The German bank said crude oversupply is falling only slightly and is likely to depress prices far into next year.

Brent for October LCOc1 was down $1.05 at $47.84 a barrel by 1145 GMT. U.S. crude CLc1, also known as West Texas Intermediate or WTI, was also down $1.05 at $44.87 a barrel.

Investors largely ignored a relatively bullish report from the International Energy Agency (IEA).

The IEA said a move by the world’s big oil exporters in OPEC, led by Saudi Arabia, to defend their market share by not reducing production appeared to be working.

“Oil’s price collapse is closing down high-cost production from Eagle Ford in Texas to Russia and the North Sea,” the IEA said in its monthly report.

The IEA, which advises the world’s biggest economies on energy policy, said some reductions in non-OPEC oil production “may result in the loss next year of half a million barrels a day – the biggest decline in 24 years”.

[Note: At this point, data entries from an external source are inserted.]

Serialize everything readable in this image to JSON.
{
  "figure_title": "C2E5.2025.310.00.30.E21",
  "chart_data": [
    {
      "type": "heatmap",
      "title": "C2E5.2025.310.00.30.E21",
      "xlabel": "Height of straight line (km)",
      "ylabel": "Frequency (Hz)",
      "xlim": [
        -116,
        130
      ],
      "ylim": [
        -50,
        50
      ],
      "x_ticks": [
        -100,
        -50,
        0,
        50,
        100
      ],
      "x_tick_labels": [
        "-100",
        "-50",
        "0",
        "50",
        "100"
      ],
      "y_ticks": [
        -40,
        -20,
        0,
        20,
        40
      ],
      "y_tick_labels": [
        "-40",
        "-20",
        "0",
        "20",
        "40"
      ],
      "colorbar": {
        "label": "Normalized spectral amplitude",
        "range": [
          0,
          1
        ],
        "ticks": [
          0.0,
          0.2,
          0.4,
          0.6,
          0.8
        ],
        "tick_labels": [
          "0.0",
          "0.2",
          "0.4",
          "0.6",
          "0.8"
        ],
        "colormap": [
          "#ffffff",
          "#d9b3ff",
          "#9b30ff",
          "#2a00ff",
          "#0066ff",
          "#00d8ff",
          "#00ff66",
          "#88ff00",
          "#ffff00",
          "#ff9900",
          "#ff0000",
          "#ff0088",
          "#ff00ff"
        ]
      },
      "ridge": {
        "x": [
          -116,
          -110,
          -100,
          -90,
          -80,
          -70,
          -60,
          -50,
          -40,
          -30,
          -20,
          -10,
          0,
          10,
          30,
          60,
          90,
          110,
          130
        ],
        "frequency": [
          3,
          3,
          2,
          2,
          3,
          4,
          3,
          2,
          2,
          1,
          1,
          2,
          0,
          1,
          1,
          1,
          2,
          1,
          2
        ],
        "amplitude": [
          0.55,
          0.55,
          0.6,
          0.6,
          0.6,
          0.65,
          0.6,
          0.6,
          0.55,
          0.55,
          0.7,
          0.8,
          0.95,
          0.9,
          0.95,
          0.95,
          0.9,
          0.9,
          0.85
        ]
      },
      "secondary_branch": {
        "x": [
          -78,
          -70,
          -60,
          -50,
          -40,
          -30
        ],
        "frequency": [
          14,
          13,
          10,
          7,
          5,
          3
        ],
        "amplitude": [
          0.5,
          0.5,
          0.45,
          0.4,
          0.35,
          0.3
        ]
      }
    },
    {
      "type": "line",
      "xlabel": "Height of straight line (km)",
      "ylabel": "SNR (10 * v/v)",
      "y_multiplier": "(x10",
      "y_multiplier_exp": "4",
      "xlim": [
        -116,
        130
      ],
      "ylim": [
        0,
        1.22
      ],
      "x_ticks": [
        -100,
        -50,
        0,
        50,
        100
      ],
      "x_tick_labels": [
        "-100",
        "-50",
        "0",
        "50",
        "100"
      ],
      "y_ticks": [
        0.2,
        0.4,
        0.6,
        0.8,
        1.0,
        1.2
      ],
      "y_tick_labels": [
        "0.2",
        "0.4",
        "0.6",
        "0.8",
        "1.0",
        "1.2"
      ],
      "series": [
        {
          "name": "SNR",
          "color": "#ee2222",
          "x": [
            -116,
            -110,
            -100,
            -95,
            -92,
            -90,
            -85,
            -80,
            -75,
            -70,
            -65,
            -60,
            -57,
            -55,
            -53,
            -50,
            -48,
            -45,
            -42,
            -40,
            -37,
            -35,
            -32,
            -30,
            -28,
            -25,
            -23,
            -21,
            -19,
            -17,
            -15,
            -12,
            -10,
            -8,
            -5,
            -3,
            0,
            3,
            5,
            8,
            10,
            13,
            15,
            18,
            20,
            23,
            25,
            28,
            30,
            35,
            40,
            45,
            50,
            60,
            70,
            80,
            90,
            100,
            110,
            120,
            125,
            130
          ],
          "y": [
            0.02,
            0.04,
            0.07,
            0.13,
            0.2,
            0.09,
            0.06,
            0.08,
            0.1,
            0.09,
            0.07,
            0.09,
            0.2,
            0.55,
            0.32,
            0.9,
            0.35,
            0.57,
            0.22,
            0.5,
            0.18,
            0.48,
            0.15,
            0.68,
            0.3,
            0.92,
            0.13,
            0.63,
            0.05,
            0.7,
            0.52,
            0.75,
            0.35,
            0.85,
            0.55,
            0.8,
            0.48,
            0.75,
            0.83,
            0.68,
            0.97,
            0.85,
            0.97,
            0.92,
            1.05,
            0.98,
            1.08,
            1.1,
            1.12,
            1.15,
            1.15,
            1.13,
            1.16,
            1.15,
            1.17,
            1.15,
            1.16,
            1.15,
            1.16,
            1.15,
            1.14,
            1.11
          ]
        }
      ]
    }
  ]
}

“The oil market is looking for something a little more concrete than the forecasts. This may come this afternoon with the weekly U.S. rig count data,” said Harry Tchilinguirian, global head of commodity strategy at BNP Paribas. [RIG/U]

Core members of the Organization of the Petroleum Exporting Countries see no reason to cut production.

Saudi Arabia thinks a summit of oil-producing countries would fail to produce concrete action toward defending prices, sources familiar with the matter said.

The comments followed a meeting of Gulf Arab oil ministers in Doha, at which a Venezuelan proposal for an OPEC and non-OPEC summit was discussed.